Why is this the case, and is there anything we can do about it?

Optimizing for Profitability

First, we need to understand that the film industry is an industry like any other, and it exists to make a profit. Films cost upwards of hundreds of millions of dollars, and studios have a vested interest in making that money back (and then some).

Accordingly, movie studios are inclined to invest money in the projects most likely to succeed, withholding money from risky or uncertain projects. Let’s say an executive has two scripts of similar merit on their desk; one of these features a familiar character, or is a reboot of a franchise that made lots of money in the past, while the other has completely untested characters and ideas. One represents a massive risk, while the other has a measurable chance of success. If it was your money on the line, which one would you choose to produce?

This effect is complicated in three ways:

  • Studio dispositions. Not all studios are inclined to choose the surest bet. In fact, many smaller studios intentionally choose risky projects; they’ve become known for it. The trade-off is that riskier projects tend to have smaller budgets, and are released in a smaller number of theaters. Of course, this also means fewer people are seeing these movies, and they’re not advertised as heavily.
  • Economic conditions. Economic conditions may also influence studio decision-making. During an economic recession, or if film-related revenue generation is declining, studios may be incentivized to take fewer risks. The past several years have been a practical economic boom, so this explanation is unlikely to account for the lack of original content.
  • Positive reinforcement. When a studio backs a feature film that builds on an existing franchise or remakes a classic, and that film makes a profit, it serves as positive reinforcement.

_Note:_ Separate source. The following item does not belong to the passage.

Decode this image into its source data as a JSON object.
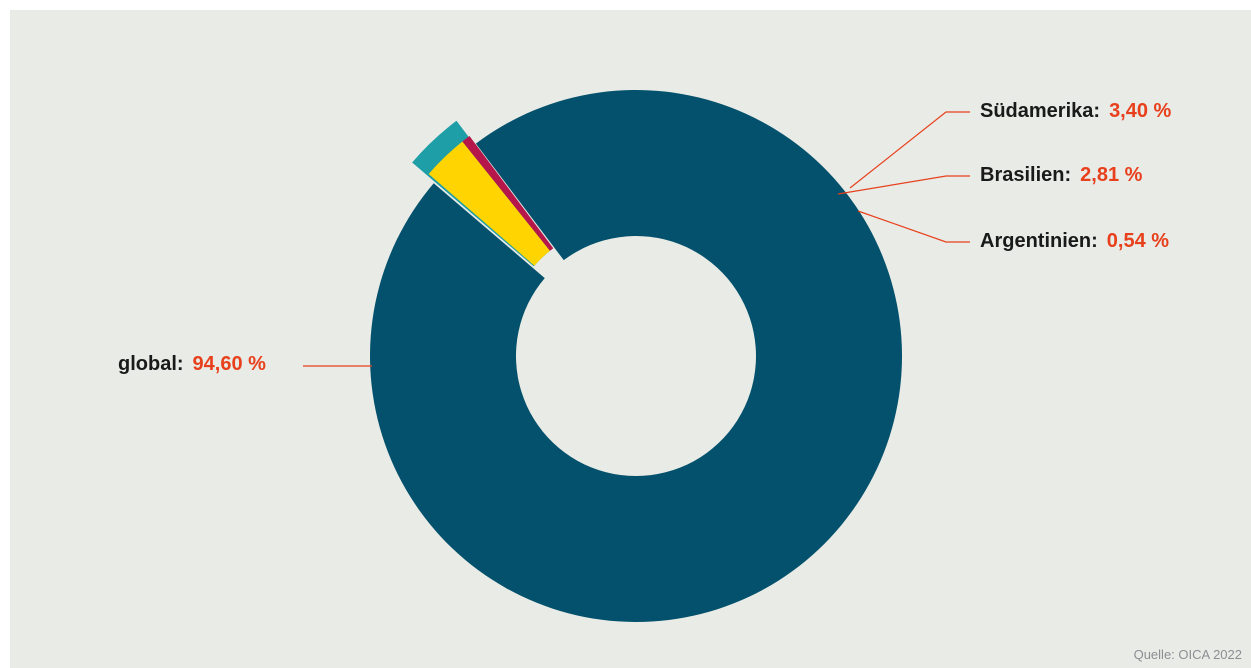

Every decision-maker who pushes for recycled ideas becomes validated, and therefore more likely to lean toward sure bets in the future.

What Counts as “Original”?

It’s easy to be jaded that movie studios are more interested in chasing profits than coming up with unique ideas, but we need to take a step back and reexamine what constitutes an “original” idea in the first place. For example, many critics and moviegoers rolled their eyes when Disney released a live-action remake of The Lion King in 2019. After all, the original version from 1994 was a masterpiece.

But even the 1994 version of The Lion King wasn’t necessarily a purely original film. Even in the 1990s, it attracted criticism from people who noted distinct similarities between the plot and animation of The Lion King and the much earlier Japanese anime, Kimba the White Lion. It also doesn’t take much analysis to figure out that many of the story elements of The Lion King (including the murderous, usurping uncle) come directly from Hamlet­—a story ingrained in pop culture.

From a certain perspective, truly original ideas are much rarer than we’d like to believe, though of course, some ideas are more original than others.

Selection Bias

We should also keep in mind that our perspectives are also based on a number of biases. For example, big-budget movies built on existing franchises tend to be marketed much more heavily than small, risky, independent films; they also get more people talking about them because of the public’s existing familiarity. Accordingly, it’s only natural that you hear about these movies far more than you hear about more original projects.

If you’re the type of person who’s generally upset about the prevalence of unoriginal ideas, remakes, and so on, you’re also more likely to spot examples that reinforce your position. This is classic confirmation bias, and no one is exempt from it.

There are some very good reasons why original movies seem so rare in modern cinemas. For starters, most studios are incentivized to produce recycled materials—and consumers reinforce those decisions by continuing to buy tickets to these movies. But the seeming abundance of unoriginal ideas isn’t purely on the heads of profit-seeking executives; we can also blame a number of personal biases and public visibility for not seeing or noticing more original ideas in circulation.

This is a complex dilemma, and one worth considering further if you care about seeing riskier, less familiar films.